Fernandes has been summoned by India’s law enforcement agency next Monday to be questioned over a money laundering case.
KUALA LUMPUR: AirAsia Group Bhd chief executive officer (CEO) Tan Sri Tony Fernandes has been summoned by an Indian law enforcement agency for questioning next Monday in connection with a money laundering case in 2018, according to Indian media reports.
The Press Trust of India (PTI) news agency said that besides Fernandes, a few other AirAsia officials have also been asked to depose for questioning in the following days by the Enforcement Directorate (ED).
The agency had registered a case under the Prevention of Money Laundering Act (PMLA) against the airline and its officials in 2018, PTI said.
The fresh summons have been issued to take the probe forward, it quoted ED officials as saying.
The Business Today business fortnightly said on its website that both the ED and the Central Bureau of Investigation had in 2018 launched their respective probes in alleged financial irregularities and criminal misconduct when the airline was lobbying to obtain its licence for its Indian operations.

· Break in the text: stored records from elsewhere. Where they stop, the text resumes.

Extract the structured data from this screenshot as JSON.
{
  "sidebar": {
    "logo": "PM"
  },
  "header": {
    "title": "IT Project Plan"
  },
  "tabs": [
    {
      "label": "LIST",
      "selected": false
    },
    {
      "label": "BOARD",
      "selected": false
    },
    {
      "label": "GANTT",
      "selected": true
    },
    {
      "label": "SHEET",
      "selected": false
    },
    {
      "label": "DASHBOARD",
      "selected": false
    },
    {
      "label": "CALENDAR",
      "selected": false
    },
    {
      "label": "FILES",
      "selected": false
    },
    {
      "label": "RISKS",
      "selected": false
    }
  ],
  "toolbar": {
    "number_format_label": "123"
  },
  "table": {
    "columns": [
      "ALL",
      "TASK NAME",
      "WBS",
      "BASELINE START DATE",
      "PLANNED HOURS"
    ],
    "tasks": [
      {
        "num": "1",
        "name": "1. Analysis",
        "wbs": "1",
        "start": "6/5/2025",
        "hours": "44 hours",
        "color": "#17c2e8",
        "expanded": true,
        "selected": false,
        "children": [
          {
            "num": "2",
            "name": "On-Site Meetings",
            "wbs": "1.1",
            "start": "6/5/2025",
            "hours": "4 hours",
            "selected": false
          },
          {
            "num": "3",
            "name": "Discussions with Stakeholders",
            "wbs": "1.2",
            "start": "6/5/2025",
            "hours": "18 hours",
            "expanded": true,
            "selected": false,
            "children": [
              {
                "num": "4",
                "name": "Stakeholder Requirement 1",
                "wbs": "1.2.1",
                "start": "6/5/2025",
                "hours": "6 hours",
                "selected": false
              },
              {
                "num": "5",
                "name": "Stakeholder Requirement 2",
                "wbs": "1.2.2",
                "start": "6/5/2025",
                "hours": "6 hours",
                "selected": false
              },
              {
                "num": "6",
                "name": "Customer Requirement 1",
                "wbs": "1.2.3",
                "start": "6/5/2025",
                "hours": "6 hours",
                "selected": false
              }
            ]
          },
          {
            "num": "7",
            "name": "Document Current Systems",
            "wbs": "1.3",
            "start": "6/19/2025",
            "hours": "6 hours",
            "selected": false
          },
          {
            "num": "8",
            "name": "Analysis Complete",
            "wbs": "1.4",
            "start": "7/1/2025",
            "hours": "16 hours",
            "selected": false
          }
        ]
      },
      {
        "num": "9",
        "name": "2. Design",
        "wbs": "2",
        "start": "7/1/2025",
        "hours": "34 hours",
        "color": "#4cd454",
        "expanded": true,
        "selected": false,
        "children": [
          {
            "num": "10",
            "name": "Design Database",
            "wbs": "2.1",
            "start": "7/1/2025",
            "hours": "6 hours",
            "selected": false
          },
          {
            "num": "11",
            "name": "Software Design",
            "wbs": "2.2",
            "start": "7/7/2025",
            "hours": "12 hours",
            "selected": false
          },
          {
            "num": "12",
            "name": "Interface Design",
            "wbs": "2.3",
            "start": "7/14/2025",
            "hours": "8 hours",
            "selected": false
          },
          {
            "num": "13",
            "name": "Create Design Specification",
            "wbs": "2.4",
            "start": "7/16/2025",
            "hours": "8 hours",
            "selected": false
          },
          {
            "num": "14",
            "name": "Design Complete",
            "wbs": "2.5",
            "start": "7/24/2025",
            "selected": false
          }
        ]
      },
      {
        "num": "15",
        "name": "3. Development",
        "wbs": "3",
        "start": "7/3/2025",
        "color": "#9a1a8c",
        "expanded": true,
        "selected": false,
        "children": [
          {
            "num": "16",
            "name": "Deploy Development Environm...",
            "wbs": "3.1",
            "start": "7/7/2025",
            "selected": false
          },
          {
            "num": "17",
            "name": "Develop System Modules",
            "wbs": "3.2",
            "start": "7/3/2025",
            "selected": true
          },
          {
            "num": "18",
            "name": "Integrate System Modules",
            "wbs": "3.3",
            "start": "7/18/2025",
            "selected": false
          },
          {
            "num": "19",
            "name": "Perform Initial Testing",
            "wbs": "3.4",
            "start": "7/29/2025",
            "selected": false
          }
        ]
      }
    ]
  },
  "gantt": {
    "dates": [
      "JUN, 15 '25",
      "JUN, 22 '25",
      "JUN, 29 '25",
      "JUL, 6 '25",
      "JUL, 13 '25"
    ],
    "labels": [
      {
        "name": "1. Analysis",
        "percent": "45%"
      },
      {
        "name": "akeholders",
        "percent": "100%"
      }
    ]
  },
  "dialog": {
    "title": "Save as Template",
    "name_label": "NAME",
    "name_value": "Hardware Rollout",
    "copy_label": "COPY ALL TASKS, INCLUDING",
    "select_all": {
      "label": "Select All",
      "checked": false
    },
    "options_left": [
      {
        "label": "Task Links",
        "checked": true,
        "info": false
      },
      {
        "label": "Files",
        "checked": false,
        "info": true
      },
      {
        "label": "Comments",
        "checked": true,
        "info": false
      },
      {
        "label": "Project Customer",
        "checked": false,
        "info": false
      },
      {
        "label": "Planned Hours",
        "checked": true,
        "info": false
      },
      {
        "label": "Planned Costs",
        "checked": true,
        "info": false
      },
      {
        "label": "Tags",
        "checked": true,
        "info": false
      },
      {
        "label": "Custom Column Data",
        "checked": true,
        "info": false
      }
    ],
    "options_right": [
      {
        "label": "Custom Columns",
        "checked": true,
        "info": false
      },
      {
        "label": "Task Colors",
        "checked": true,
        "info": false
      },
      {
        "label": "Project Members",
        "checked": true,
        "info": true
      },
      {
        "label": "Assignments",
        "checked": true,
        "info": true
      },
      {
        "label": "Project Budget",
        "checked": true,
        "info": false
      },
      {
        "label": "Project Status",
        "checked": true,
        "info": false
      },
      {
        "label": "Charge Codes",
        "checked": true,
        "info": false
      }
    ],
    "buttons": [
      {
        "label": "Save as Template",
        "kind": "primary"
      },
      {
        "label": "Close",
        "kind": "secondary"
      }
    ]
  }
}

“Along with Fernandes, AirAsia group president Tharumalingam Kanagalingam, also known as Bo Lingam, and businessman Arun Bhatia, who held substantial equity in the airline, have also been summoned. Senior group executive S Ramadorai, as well as former CEOs Naresh Alagan and Mittu Chandiliya have also been asked by the agency to join the probe,” the portal said.
The report said that in May 2018, the ED filed a case of money laundering against AirAsia officials and others for allegedly trying to manipulate government policies through corrupt means to get international licence for its Indian venture, AirAsia India Ltd.
The central probe agency had pressed charges under sections of the PMLA to probe whether tainted funds were used to create illegal assets, and said it would look into the money trail of those named in the case.
The agency’s office in Mumbai has been probing a separate case against the airline and its executives under the Foreign Exchange Management Act, it added.
The probe was initiated on the basis of businessman Cyrus Mistry’s allegations that fraudulent transactions of 220 million rupees (RM12.6 million), involving non-existent entities in India and Singapore, were carried out in an instance involving AirAsia.
As at press time, AirAsia had not responded to The Edge Financial Daily’s request for comment on the matter.